While Doe describes her case as a "good girl" rape, she said marginalized women or women of colour have a difficult time accessing resources and standing up against what she calls systemic discrimination.


That's part of the reason why the majority of sexual assaults still go unreported, she said.


"It is all quite legal and it happens all the time," she said, noting defence attorneys tried to use her brother's depression to imply she was mentally unstable in civil court.


"And they wonder why women don't report rape. Who would you want to subject yourself to that?"


After she was assaulted, Doe defied Toronto Police and put up more than 2,000 posters warning women in her neighbourhood about the rapist. Police had told her she could be arrested for alerting women, saying it could cause "hysteria" among women or cause the rapist to flee.


Doe later sued the Toronto Police for not issuing a public warning to women, and was awarded more than $200,000 in damages.


Despite her outspoken advocacy, Doe said police and society still instill fear of violence in women -- don't walk alone at night, don't take the bus alone, lock your doors and stay at home if there's a sexual predator in the neighbourhood.


But Doe said this idea ignores the fact that many sexual crimes are perpetrated by husbands, friends, colleagues and boyfriends -- not strange rapists hiding behind bushes.


"The men who rape us are the men we know," she said.


Doe said current statistics show one Canadian women is raped every 17 minutes.
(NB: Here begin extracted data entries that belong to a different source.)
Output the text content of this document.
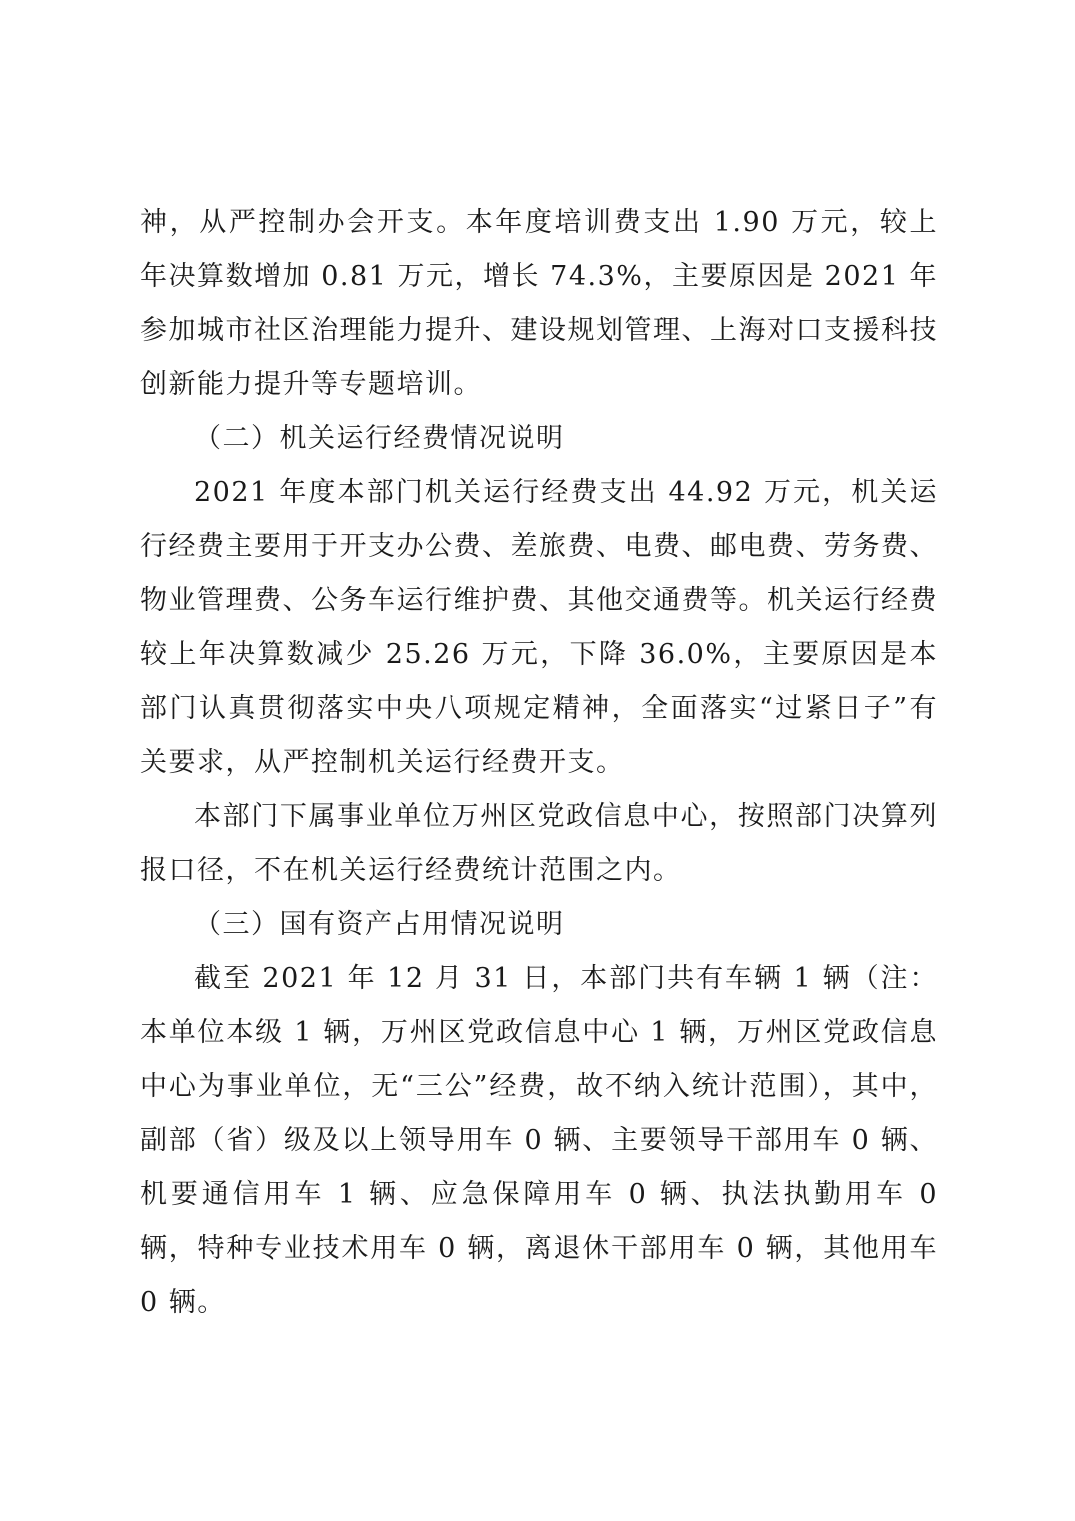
神，从严控制办会开支。本年度培训费支出 1.90 万元，较上年决算数增加 0.81 万元，增长 74.3%，主要原因是 2021 年参加城市社区治理能力提升、建设规划管理、上海对口支援科技创新能力提升等专题培训。

（二）机关运行经费情况说明

2021 年度本部门机关运行经费支出 44.92 万元，机关运行经费主要用于开支办公费、差旅费、电费、邮电费、劳务费、物业管理费、公务车运行维护费、其他交通费等。机关运行经费较上年决算数减少 25.26 万元，下降 36.0%，主要原因是本部门认真贯彻落实中央八项规定精神，全面落实“过紧日子”有关要求，从严控制机关运行经费开支。

本部门下属事业单位万州区党政信息中心，按照部门决算列报口径，不在机关运行经费统计范围之内。

（三）国有资产占用情况说明

截至 2021 年 12 月 31 日，本部门共有车辆 1 辆（注：本单位本级 1 辆，万州区党政信息中心 1 辆，万州区党政信息中心为事业单位，无“三公”经费，故不纳入统计范围），其中，副部（省）级及以上领导用车 0 辆、主要领导干部用车 0 辆、机要通信用车 1 辆、应急保障用车 0 辆、执法执勤用车 0 辆，特种专业技术用车 0 辆，离退休干部用车 0 辆，其他用车 0 辆。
She dismissed the idea that more prisons, longer jail terms or more police officers would improve the number of sexual assaults. Doe criticized the Harper government's for wanting to build more prisons and enact a "three strikes" law, similar to California's, that seeks to incarcerate more people instead of reform the cause behind sexual abuse.


What would make a difference, she said, is investing in sexual assault and help centres for victims and properly addressing why violence against women continues to happen.


"The real violence is in our homes and continues to escalate but we don't talk about that," Doe said.